Managing parallel corpora in CasualMultiPConc

CasualMultiPConc has two modes: File and Database. You can switch modes in Preferences.

When you first run CasualMultiPConc, the number of the corpus can be specified also in Preferences.

File Mode

Adding files to corpus file tables

In File Mode, you add files to file list tables.

    1. Select a corpus tab to add your corpus files.

    1. Click Add button and select file(s)/folder to add to the list. You can also drag&drop file(s)/folder to the file list table.

    1. CasualMultiPConc can read the following file types.

        • Plain Text (.txt)

        • Microsoft Word (.doc/.docx)

        • Rich Text (.rtf)

        • OpenOffice (.odt)

    2. For Plain Text files, you can specify an encoding before you add the files to the table.

    1. The added file(s) appears on the file table.

    1. If a plain text is added, you can change an encoding for individual file on the table.

    1. You can put a label to the selected corpus. This will be reflected throughout the application.

    1. Repeat the process until you add files to all the corpora. Just make sure you add the same number of files to each file table.

    2. You can delete selected file(s) by clicking Delete and clear the table by clicking Clear.

    3. You can also add plain text (.txt) files to the file lists using Text Aligner.

Previewing file content

You can check the content of a file on a file table to check if CasualMultiPConc can read the file appropriately (esp. text file encoding).

    1. Check File Content Preview.

    1. On a file list table, click a file you want to preview.

    1. The content of the selected file appear in the preview box.

    1. If you want to open a file with a specified application, click Open. This Open button works for a selected file on the table even if file preview is not enabled.

Checking text alignment

File Match Preview

You can check text alignment of files.

    1. Select one of the files on a file table.
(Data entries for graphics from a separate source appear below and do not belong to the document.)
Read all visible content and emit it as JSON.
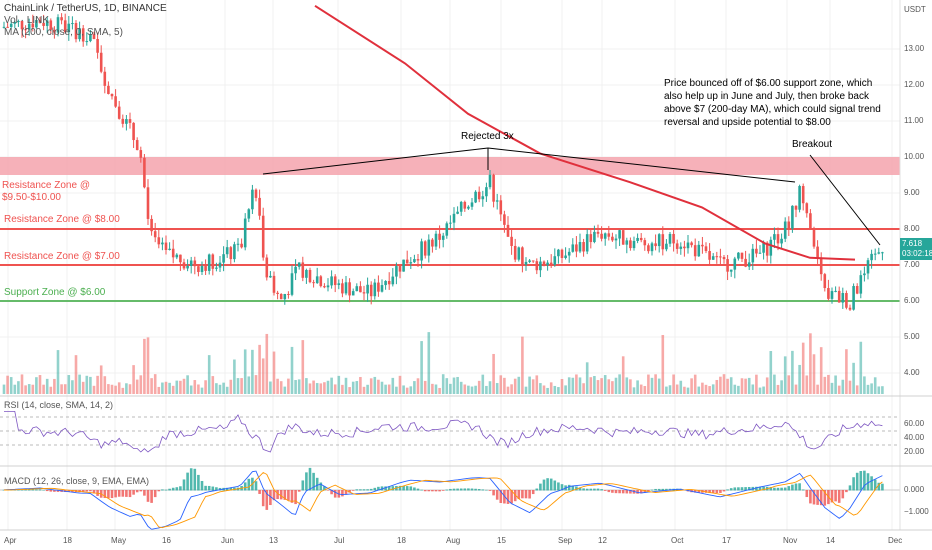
{
  "header": {
    "symbol_line": "ChainLink / TetherUS, 1D, BINANCE",
    "vol_line": "Vol · LINK",
    "ma_line": "MA (200, close, 0, SMA, 5)",
    "currency": "USDT"
  },
  "zones": [
    {
      "label": "Resistance Zone @\n$9.50-$10.00",
      "color": "#ef5350"
    },
    {
      "label": "Resistance Zone @ $8.00",
      "color": "#ef5350"
    },
    {
      "label": "Resistance Zone @ $7.00",
      "color": "#ef5350"
    },
    {
      "label": "Support Zone @ $6.00",
      "color": "#4caf50"
    }
  ],
  "annotations": {
    "summary": "Price bounced off of $6.00 support zone, which also help up in June and July, then broke back above $7 (200-day MA), which could signal trend reversal and upside potential to $8.00",
    "rejected": "Rejected 3x",
    "breakout": "Breakout"
  },
  "price_tag": {
    "value": "7.618",
    "countdown": "03:02:18"
  },
  "indicators": {
    "rsi_label": "RSI (14, close, SMA, 14, 2)",
    "macd_label": "MACD (12, 26, close, 9, EMA, EMA)"
  },
  "colors": {
    "up": "#26a69a",
    "down": "#ef5350",
    "ma": "#e0303c",
    "rsi": "#7e57c2",
    "macd": "#2962ff",
    "signal": "#ff9800"
  },
  "chart_data": {
    "type": "candlestick",
    "y_axis_price": [
      4,
      5,
      6,
      7,
      8,
      9,
      10,
      11,
      12,
      13
    ],
    "y_axis_rsi": [
      20,
      40,
      60
    ],
    "y_axis_macd": [
      -1,
      0
    ],
    "x_ticks": [
      "Apr",
      "18",
      "May",
      "16",
      "Jun",
      "13",
      "Jul",
      "18",
      "Aug",
      "15",
      "Sep",
      "12",
      "Oct",
      "17",
      "Nov",
      "14",
      "Dec"
    ],
    "zones": [
      [
        9.5,
        10.0
      ],
      [
        8.0,
        8.0
      ],
      [
        7.0,
        7.0
      ],
      [
        6.0,
        6.0
      ]
    ],
    "last_price": 7.618,
    "ma200_points": [
      [
        0.35,
        14.2
      ],
      [
        0.45,
        12.6
      ],
      [
        0.52,
        11.2
      ],
      [
        0.6,
        10.1
      ],
      [
        0.7,
        9.3
      ],
      [
        0.78,
        8.6
      ],
      [
        0.85,
        7.6
      ],
      [
        0.9,
        7.2
      ],
      [
        0.95,
        7.15
      ]
    ]
  }
}
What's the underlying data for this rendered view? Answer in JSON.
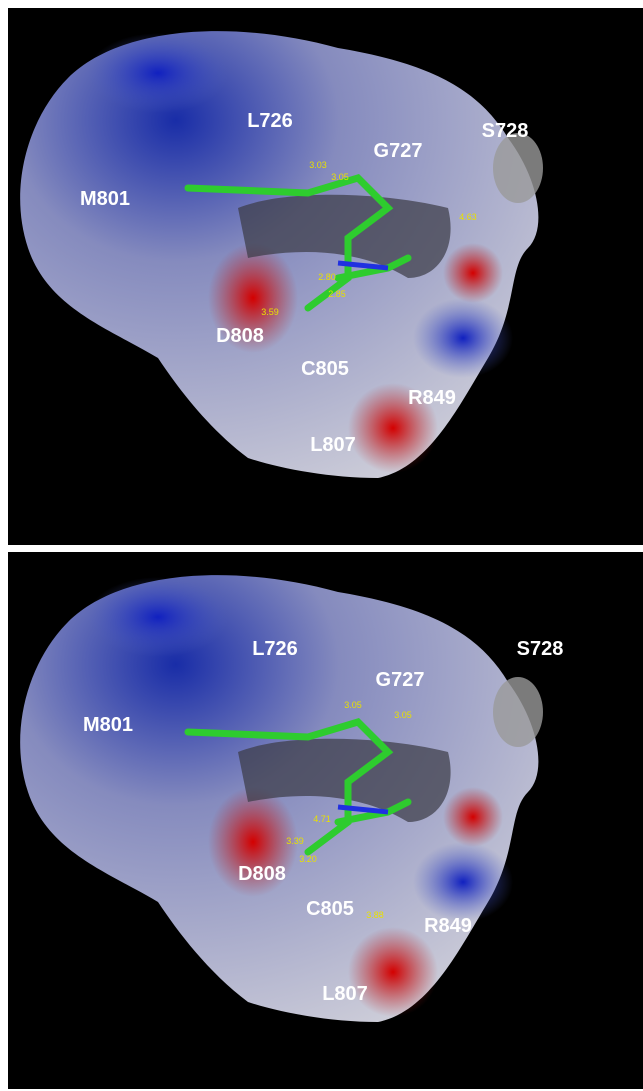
{
  "panels": [
    {
      "residues": [
        "L726",
        "G727",
        "S728",
        "M801",
        "D808",
        "C805",
        "R849",
        "L807"
      ],
      "distances": [
        "3.03",
        "3.05",
        "4.63",
        "2.80",
        "2.85",
        "3.59"
      ]
    },
    {
      "residues": [
        "L726",
        "G727",
        "S728",
        "M801",
        "D808",
        "C805",
        "R849",
        "L807"
      ],
      "distances": [
        "3.05",
        "3.05",
        "4.71",
        "3.39",
        "3.20",
        "3.88"
      ]
    }
  ]
}
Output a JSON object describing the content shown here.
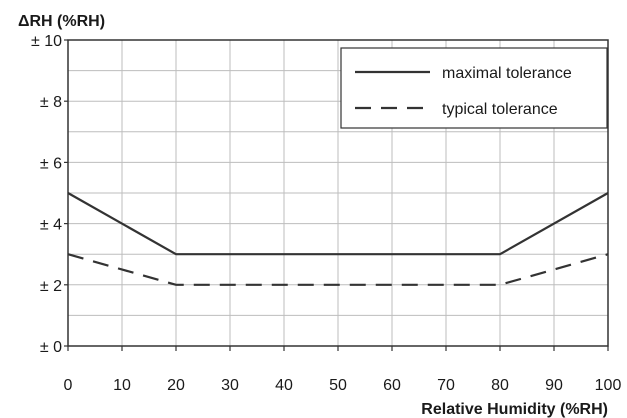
{
  "chart_data": {
    "type": "line",
    "ylabel": "ΔRH (%RH)",
    "xlabel": "Relative Humidity (%RH)",
    "xlim": [
      0,
      100
    ],
    "ylim": [
      0,
      10
    ],
    "x_ticks": [
      0,
      10,
      20,
      30,
      40,
      50,
      60,
      70,
      80,
      90,
      100
    ],
    "x_tick_labels": [
      "0",
      "10",
      "20",
      "30",
      "40",
      "50",
      "60",
      "70",
      "80",
      "90",
      "100"
    ],
    "y_ticks": [
      0,
      2,
      4,
      6,
      8,
      10
    ],
    "y_tick_labels": [
      "± 0",
      "± 2",
      "± 4",
      "± 6",
      "± 8",
      "± 10"
    ],
    "grid": true,
    "legend_position": "top-right",
    "series": [
      {
        "name": "maximal tolerance",
        "style": "solid",
        "color": "#333333",
        "x": [
          0,
          20,
          80,
          100
        ],
        "y": [
          5,
          3,
          3,
          5
        ]
      },
      {
        "name": "typical tolerance",
        "style": "dashed",
        "color": "#333333",
        "x": [
          0,
          20,
          80,
          100
        ],
        "y": [
          3,
          2,
          2,
          3
        ]
      }
    ]
  }
}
Make sure you have files on all the tables.

    2. Click Preview Match under the table.

    1. A File Match Preview window appears (above).

    2. Click any line to check the matching texts.

    3. You can select a corpus and click Open with Editor to open the file for a selected corpus with a specified application.

    1. Once you fix the alignment, save the file and click Update Preview to check the change(s) you made.

    2. If you are satisfied, close the File Match Preview window.

Database Mode

In Database Mode, the text contents of the corpus files will be stored in a database file. You can save a database file, import matched aligned texts, or export the database content.

Creating a new database

    1. Follow the instruction to add files in File Mode to add files to file tables.

    2. Make sure you have the same number of files on each table.

    1. Files on the file tables will be added to a database named temp.

    1. You can start using the corpus now.

    2. You can also add text files to the database using Text Aligner.

    3. If you want to start from a new blank database (temp), click New DB button.

Saving/opening a database file

Save

You can save a temp database file for later use. Simple click Save as... button to save the file. The extension is .cmdb.

Open

Click Open DB File button to open an existing database file. If you open a database file, the files in the unsaved temp database will be gone (a warning message appears).

You can open CasualMultiPConc (.cmdb) database and CasualPConc (.cpdb) database files.

If you want to add files in a database file to a current database, use Import function (see below).

Importing text file(s) with aligned texts

You can import the following files to the existing database.

    • CasualPConc database file - if you want to merge an existing database files to the current database

    • Aligned text file (.txt) - matched pairs of text from two or more corpora are in a single file (with single line break) and pairs are separated by two line breaks (see example)

    • text from corpus 1

    • text from corpus 2

    • text from corpus 1

    • text from corpus 2

    • CSV (.csv) separated by comma (UTF-8) - a matched pair of text are in one line separated by a comma

    • CSV (.csv) separated by tab (UTF-8) - a matched pair of text are in one line separated by a tab character (tab-delimited text file with .csv extension)

    • Note, CSV files should be encoded in ASCII or UTF-8.

When you import an .csv file, you will be asked if the format is comma separated or tab-delimited.

This process might be re-worked in the future.

Exporting database content

You can export the text in the database. Click Export button.

The choices are CSV (.csv) separated by commas or by tabs (tab-delimited) or Parallel Aligned Text (.txt). You can also swap the order of two corpora.

Parallel Aligned Text is the format CasualPConc can import (see above). A pair of matched sentences/paragraphs from two corpora are together and separated by a blank line from the previous/next pair.

text from corpus 1 - 1

text from corpus 2 - 1

text from corpus 1 - 2

text from corpus 2 - 2

Once you import text files into your database, check if texts are properly imported. If not, select other File Type or edit the original file.